KXLA's transmitter was originally located on Catalina Island at , but in 2004 it was moved to Mount Wilson, where most of the other stations in the Los Angeles market transmit.

On May 10, 2018, KXLA's main signal transitioned from 4:3 to 16:9, which allowed local programming and their local newscasts to be broadcast in widescreen.

==In popular culture==
The KXLA call letters were used in fictional form by the television station featured in the film The China Syndrome and the Bewitched TV spinoff Tabitha, with Lisa Hartman-Black in the title role.
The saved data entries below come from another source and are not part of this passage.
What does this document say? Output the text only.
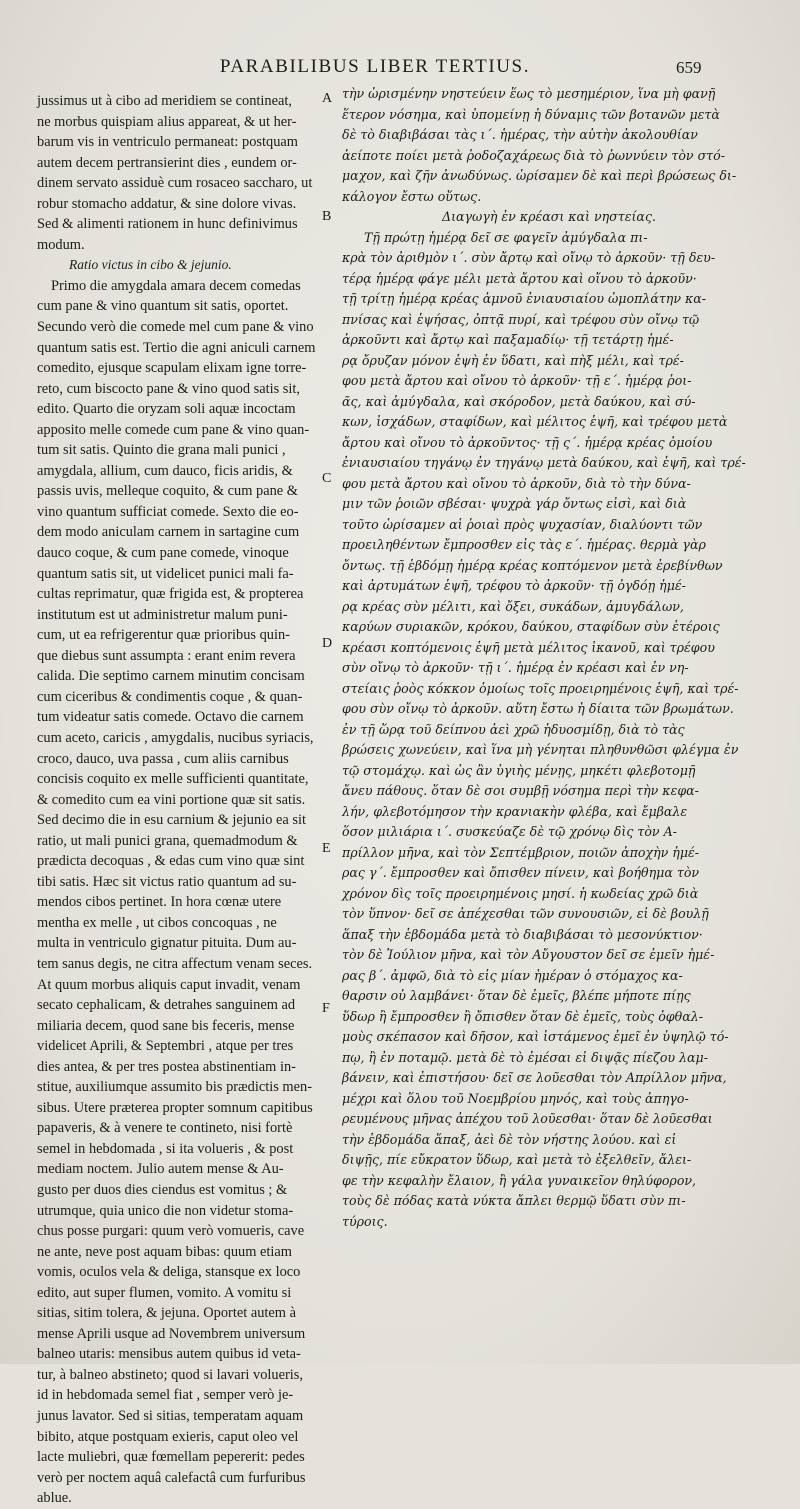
PARABILIBUS LIBER TERTIUS.	659
jussimus ut à cibo ad meridiem se contineat,
ne morbus quispiam alius appareat, & ut her-
barum vis in ventriculo permaneat: postquam
autem decem pertransierint dies , eundem or-
dinem servato assiduè cum rosaceo saccharo, ut
robur stomacho addatur, & sine dolore vivas.
Sed & alimenti rationem in hunc definivimus
modum.
Ratio victus in cibo & jejunio.
Primo die amygdala amara decem comedas
cum pane & vino quantum sit satis, oportet.
Secundo verò die comede mel cum pane & vino
quantum satis est. Tertio die agni aniculi carnem
comedito, ejusque scapulam elixam igne torre-
reto, cum biscocto pane & vino quod satis sit,
edito. Quarto die oryzam soli aquæ incoctam
apposito melle comede cum pane & vino quan-
tum sit satis. Quinto die grana mali punici ,
amygdala, allium, cum dauco, ficis aridis, &
passis uvis, melleque coquito, & cum pane &
vino quantum sufficiat comede. Sexto die eo-
dem modo aniculam carnem in sartagine cum
dauco coque, & cum pane comede, vinoque
quantum satis sit, ut videlicet punici mali fa-
cultas reprimatur, quæ frigida est, & propterea
institutum est ut administretur malum puni-
cum, ut ea refrigerentur quæ prioribus quin-
que diebus sunt assumpta : erant enim revera
calida. Die septimo carnem minutim concisam
cum ciceribus & condimentis coque , & quan-
tum videatur satis comede. Octavo die carnem
cum aceto, caricis , amygdalis, nucibus syriacis,
croco, dauco, uva passa , cum aliis carnibus
concisis coquito ex melle sufficienti quantitate,
& comedito cum ea vini portione quæ sit satis.
Sed decimo die in esu carnium & jejunio ea sit
ratio, ut mali punici grana, quemadmodum &
prædicta decoquas , & edas cum vino quæ sint
tibi satis. Hæc sit victus ratio quantum ad su-
mendos cibos pertinet. In hora cœnæ utere
mentha ex melle , ut cibos concoquas , ne
multa in ventriculo gignatur pituita. Dum au-
tem sanus degis, ne citra affectum venam seces.
At quum morbus aliquis caput invadit, venam
secato cephalicam, & detrahes sanguinem ad
miliaria decem, quod sane bis feceris, mense
videlicet Aprili, & Septembri , atque per tres
dies antea, & per tres postea abstinentiam in-
stitue, auxiliumque assumito bis prædictis men-
sibus. Utere præterea propter somnum capitibus
papaveris, & à venere te contineto, nisi fortè
semel in hebdomada , si ita volueris , & post
mediam noctem. Julio autem mense & Au-
gusto per duos dies ciendus est vomitus ; &
utrumque, quia unico die non videtur stoma-
chus posse purgari: quum verò vomueris, cave
ne ante, neve post aquam bibas: quum etiam
vomis, oculos vela & deliga, stansque ex loco
edito, aut super flumen, vomito. A vomitu si
sitias, sitim tolera, & jejuna. Oportet autem à
mense Aprili usque ad Novembrem universum
balneo utaris: mensibus autem quibus id veta-
tur, à balneo abstineto; quod si lavari volueris,
id in hebdomada semel fiat , semper verò je-
junus lavator. Sed si sitias, temperatam aquam
bibito, atque postquam exieris, caput oleo vel
lacte muliebri, quæ fœmellam pepererit: pedes
verò per noctem aquâ calefactâ cum furfuribus
ablue.
A
B
C
D
E
F
τὴν ὡρισμένην νηστεύειν ἕως τὸ μεσημέριον, ἵνα μὴ φανῇ
ἕτερον νόσημα, καὶ ὑπομείνῃ ἡ δύναμις τῶν βοτανῶν μετὰ
δὲ τὸ διαβιβάσαι τὰς ι΄. ἡμέρας, τὴν αὐτὴν ἀκολουθίαν
ἀείποτε ποίει μετὰ ῥοδοζαχάρεως διὰ τὸ ῥωννύειν τὸν στό-
μαχον, καὶ ζῆν ἀνωδύνως. ὡρίσαμεν δὲ καὶ περὶ βρώσεως δι-
κάλογον ἔστω οὕτως.
Διαγωγὴ ἐν κρέασι καὶ νηστείας.
Τῇ πρώτῃ ἡμέρᾳ δεῖ σε φαγεῖν ἀμύγδαλα πι-
κρὰ τὸν ἀριθμὸν ι΄. σὺν ἄρτῳ καὶ οἴνῳ τὸ ἀρκοῦν· τῇ δευ-
τέρᾳ ἡμέρᾳ φάγε μέλι μετὰ ἄρτου καὶ οἴνου τὸ ἀρκοῦν·
τῇ τρίτῃ ἡμέρᾳ κρέας ἀμνοῦ ἐνιαυσιαίου ὠμοπλάτην κα-
πνίσας καὶ ἑψήσας, ὀπτᾷ πυρί, καὶ τρέφου σὺν οἴνῳ τῷ
ἀρκοῦντι καὶ ἄρτῳ καὶ παξαμαδίῳ· τῇ τετάρτῃ ἡμέ-
ρᾳ ὄρυζαν μόνον ἑψὴ ἐν ὕδατι, καὶ πὴξ μέλι, καὶ τρέ-
φου μετὰ ἄρτου καὶ οἴνου τὸ ἀρκοῦν· τῇ ε΄. ἡμέρᾳ ῥοι-
ᾶς, καὶ ἀμύγδαλα, καὶ σκόροδον, μετὰ δαύκου, καὶ σύ-
κων, ἰσχάδων, σταφίδων, καὶ μέλιτος ἑψῆ, καὶ τρέφου μετὰ
ἄρτου καὶ οἴνου τὸ ἀρκοῦντος· τῇ ς΄. ἡμέρᾳ κρέας ὁμοίου
ἐνιαυσιαίου τηγάνῳ ἐν τηγάνῳ μετὰ δαύκου, καὶ ἑψῆ, καὶ τρέ-
φου μετὰ ἄρτου καὶ οἴνου τὸ ἀρκοῦν, διὰ τὸ τὴν δύνα-
μιν τῶν ῥοιῶν σβέσαι· ψυχρὰ γάρ ὄντως εἰσὶ, καὶ διὰ
τοῦτο ὡρίσαμεν αἱ ῥοιαὶ πρὸς ψυχασίαν, διαλύοντι τῶν
προειληθέντων ἔμπροσθεν εἰς τὰς ε΄. ἡμέρας. θερμὰ γὰρ
ὄντως. τῇ ἑβδόμῃ ἡμέρᾳ κρέας κοπτόμενον μετὰ ἐρεβίνθων
καὶ ἀρτυμάτων ἑψῆ, τρέφου τὸ ἀρκοῦν· τῇ ὀγδόῃ ἡμέ-
ρᾳ κρέας σὺν μέλιτι, καὶ ὄξει, συκάδων, ἀμυγδάλων,
καρύων συριακῶν, κρόκου, δαύκου, σταφίδων σὺν ἑτέροις
κρέασι κοπτόμενοις ἑψῆ μετὰ μέλιτος ἱκανοῦ, καὶ τρέφου
σὺν οἴνῳ τὸ ἀρκοῦν· τῇ ι΄. ἡμέρᾳ ἐν κρέασι καὶ ἐν νη-
στείαις ῥοὸς κόκκον ὁμοίως τοῖς προειρημένοις ἑψῆ, καὶ τρέ-
φου σὺν οἴνῳ τὸ ἀρκοῦν. αὕτη ἔστω ἡ δίαιτα τῶν βρωμάτων.
ἐν τῇ ὥρᾳ τοῦ δείπνου ἀεὶ χρῶ ἡδυοσμίδῃ, διὰ τὸ τὰς
βρώσεις χωνεύειν, καὶ ἵνα μὴ γένηται πληθυνθῶσι φλέγμα ἐν
τῷ στομάχῳ. καὶ ὡς ἂν ὑγιὴς μένῃς, μηκέτι φλεβοτομῇ
ἄνευ πάθους. ὅταν δὲ σοι συμβῇ νόσημα περὶ τὴν κεφα-
λήν, φλεβοτόμησον τὴν κρανιακὴν φλέβα, καὶ ἔμβαλε
ὅσον μιλιάρια ι΄. συσκεύαζε δὲ τῷ χρόνῳ δὶς τὸν Α-
πρίλλον μῆνα, καὶ τὸν Σεπτέμβριον, ποιῶν ἀποχὴν ἡμέ-
ρας γ΄. ἔμπροσθεν καὶ ὄπισθεν πίνειν, καὶ βοήθημα τὸν
χρόνον δὶς τοῖς προειρημένοις μησί. ἡ κωδείας χρῶ διὰ
τὸν ὕπνον· δεῖ σε ἀπέχεσθαι τῶν συνουσιῶν, εἰ δὲ βουλῇ
ἅπαξ τὴν ἑβδομάδα μετὰ τὸ διαβιβάσαι τὸ μεσονύκτιον·
τὸν δὲ Ἰούλιον μῆνα, καὶ τὸν Αὔγουστον δεῖ σε ἐμεῖν ἡμέ-
ρας β΄. ἀμφῶ, διὰ τὸ εἰς μίαν ἡμέραν ὁ στόμαχος κα-
θαρσιν οὐ λαμβάνει· ὅταν δὲ ἐμεῖς, βλέπε μήποτε πίῃς
ὕδωρ ἢ ἔμπροσθεν ἢ ὄπισθεν ὅταν δὲ ἐμεῖς, τοὺς ὀφθαλ-
μοὺς σκέπασον καὶ δῆσον, καὶ ἱστάμενος ἐμεῖ ἐν ὑψηλῷ τό-
πῳ, ἢ ἐν ποταμῷ. μετὰ δὲ τὸ ἐμέσαι εἰ διψᾷς πίεζου λαμ-
βάνειν, καὶ ἐπιστήσου· δεῖ σε λοῦεσθαι τὸν Απρίλλον μῆνα,
μέχρι καὶ ὅλου τοῦ Νοεμβρίου μηνός, καὶ τοὺς ἀπηγο-
ρευμένους μῆνας ἀπέχου τοῦ λοῦεσθαι· ὅταν δὲ λοῦεσθαι
τὴν ἑβδομάδα ἅπαξ, ἀεὶ δὲ τὸν νήστης λούου. καὶ εἰ
διψῇς, πίε εὔκρατον ὕδωρ, καὶ μετὰ τὸ ἐξελθεῖν, ἄλει-
φε τὴν κεφαλὴν ἔλαιον, ἢ γάλα γυναικεῖον θηλύφορον,
τοὺς δὲ πόδας κατὰ νύκτα ἄπλει θερμῷ ὕδατι σὺν πι-
τύροις.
The call sign was also used by a radio station in the movie Joe Dirt.

==Technical information==

===Subchannels===
KXLA presents eight subchannels on the multiplex shared with KJLA:

Subchannels of KXLA and KJLA
| License | Subchannel | Res.Tooltip Display resolution | Short name | Programming |
| KXLA | 44.1 | 720p | KXLA-DT | Main KXLA programming |
| 44.3 | 480i | SKYLINK | Sky Link TV Channel 3 (Mandarin) (4:3) |
| 44.4 | SKY-CAN | Sky Link TV Channel 2 (Cantonese) (4:3) |
| 44.6 | NTD | NTD America (4:3) |
| 44.7 | NTDTV | New Tang Dynasty TV (Mandarin) (4:3) |
| 44.8 | EEE TV | EEE TV (Spanish) (4:3) |
| 44.9 | FINN-TV | ⁠FINN TV USA (Sinhala) (4:3) |
| KJLA | 57.1 | 720p | KJLA | Main KJLA programming |
| 57.2 | 480i | VFACE | VietFace TV (Vietnamese) (4:3) |
| 57.3 | VNA | VNA TV (Vietnamese) (4:3) |
| 57.4 | VietSky | VietSky Television (Vietnamese) (4:3) |
| 57.5 | STV | Saigon TV (Vietnamese) (4:3) |
| 57.6 | VBS | VBS TV (Vietnamese) (4:3) |
| 57.9 | ZWTV | Chung T'ien TV (Mandarin) (4:3) |
| 57.10 | SBTN | SBTN (Vietnamese) (4:3) |
| 57.12 | VGMT | Viet Global Mall TV (Vietnamese) (4:3) |
| 57.15 | SBU-TV | SBU-TV (Vietnamese) (4:3) |

===Analog-to-digital conversion===
KXLA shut down its analog signal, over UHF channel 44, on June 12, 2009, as part of the federally mandated transition from analog to digital television. The station's digital signal remained on its pre-transition UHF channel 51, using virtual channel 44.